Tue 27 May 2008
A Nurse’s Review of Poetry by Nurses
Posted by Tim under random riff-raff, rattle rubbish
As if the Center for Nursing Advocacy hasn’t done enough in support of our winter issue, they just published a comprehensive review on their website — probably the most thorough and thoughtful review we’ve ever received (literary magazines aren’t reviewed very often, and when they are, the reviews are usually brief). Beyond a basic hat tip, I wanted to take a moment to thank Sandy Summers, Harry Jacobs Summers, and their staff.
With each tribute section I seem to become more nervous — not that our readers won’t enjoy it, but that the group we’re focusing on might not see the selections as a representative sample of what they’re trying to do. Would the collected poets appreciate the collection?
We usually approach an issue knowing very little about the special section’s genre — and maybe that’s what draws us there to begin with, the excitement of exploration and discovery. So I try to enlist as much insider help as I can. With the slam issue it was Susan B.A. Somers-Willett and Mark Eleveld of EM Press. With the forthcoming Cowboy/Western issue it’s CowboyPoetry.com.
About a year ago I sent an email to Sandy Summers, asking for help in finding acceptable nursing iconography to use as cover art. Try doing a Google image search for “nurses” and you’ll see the problem (hint: Make sure SafeSearch is ON). No other vocation is more fetishized, more gendered, more the victim of sexist and belittling stereotypes. If it’s not “Hello Nurse!”, it’s a cartoon angel with breasts just as big.
As I was looking for work, I found the relatively famous paintings by Richard Prince, who didn’t seem as controversial to me as I suddenly realized he was for nurses. To me, the paintings are attacking the same archetypes that we’d all like to overcoming — he paints over the covers of old pulp fiction novels featuring nurses, silencing them beneath masks and burying them in hellish tones. The statement seemed obvious to me, but a lot of nurses on the blogosphere and in reviews disagreed. The options for cover art seemed to be softcore porn, or the cheesy stock photos in nursing manuals. I needed help, a nuanced and thoughtful eye.
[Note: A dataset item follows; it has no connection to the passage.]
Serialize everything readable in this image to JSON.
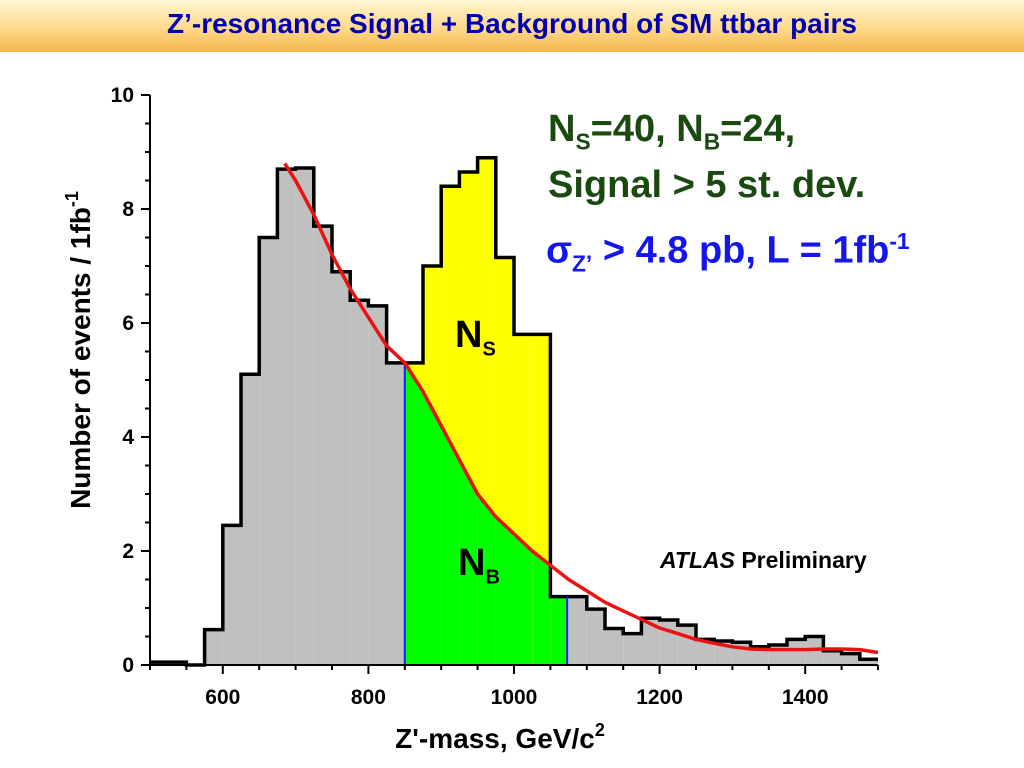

What I got from Sandy was much more than that. The Center for Nursing Advocacy is a powerhouse in the nursing community. She embraced the idea of the issue immediately, and put out a call for submissions in their monthly newsletter. As a result, we received more submissions from nurses than for any other special section — and that volume, coupled with the “unique access” and insight implicit in the nursing profession, created what might be our strongest issue ever.
And the nurses like to read other nurses, too. A literary magazine’s traditional audience is other literary writers. Of our several thousand subscribers, it’s only a fraction, maybe 25%, who have never submitted. Not so with nurses — we’ve received orders from hospitals, med school libraries, doctors’ offices, and
from hundreds of individual nurses who seem not to be writers themselves. That trend continues, as the orders roll in thanks to this new review.
I’ve found the nursing profession to the the most cohesive we’ve come across — and for good reason. There are some 12 million nurses in the world, one of the most highly-trained and intensive careers, yet also one of the most thankless. They do crucial work for a public that often ignores and belittles them, from a TV drama like Grey’s Anatomy showing nurses as peripheral subordinates, to a band like Blink-182 featuring a “porn star nurse” — few complain. We can do better than this.
Anyway, I’m pleased that the nurses were pleased with the final results of Rattle #28. It’s unfortunate that the cover didn’t come across as I’d hoped, after all — unable to find evocative iconography for the modern role of nurses, I thought we might get away with an old ephemara collage, as a way to contrast the traditional view with the reality featured in print. In retrospect, I think the comparison would have been better served if I’d used a modern image as divider art inside. But as Harry Jacobs Summers concludes in the review:
RATTLE ’s issue tells us something about the vital work nurses do for patients. But more fundamentally, it reveals the nurse poets to be thoughtful and articulate observers of the human condition. And that is a worthy tribute.
I couldn’t agree more, and I’m glad that it came across.














May 27th, 2008 at 4:02 pm
I gave my copy to a colleague of mine who is a nurse and she loved it — so yes, I could see why The Center for Nursing Advocacy promoted this issue.
Like the new “blog” look — I updated my link!
Karen
May 27th, 2008 at 4:13 pm
Thanks Karen! I added your link to my “Blogroll”, too — that’s something I keep forgetting to do.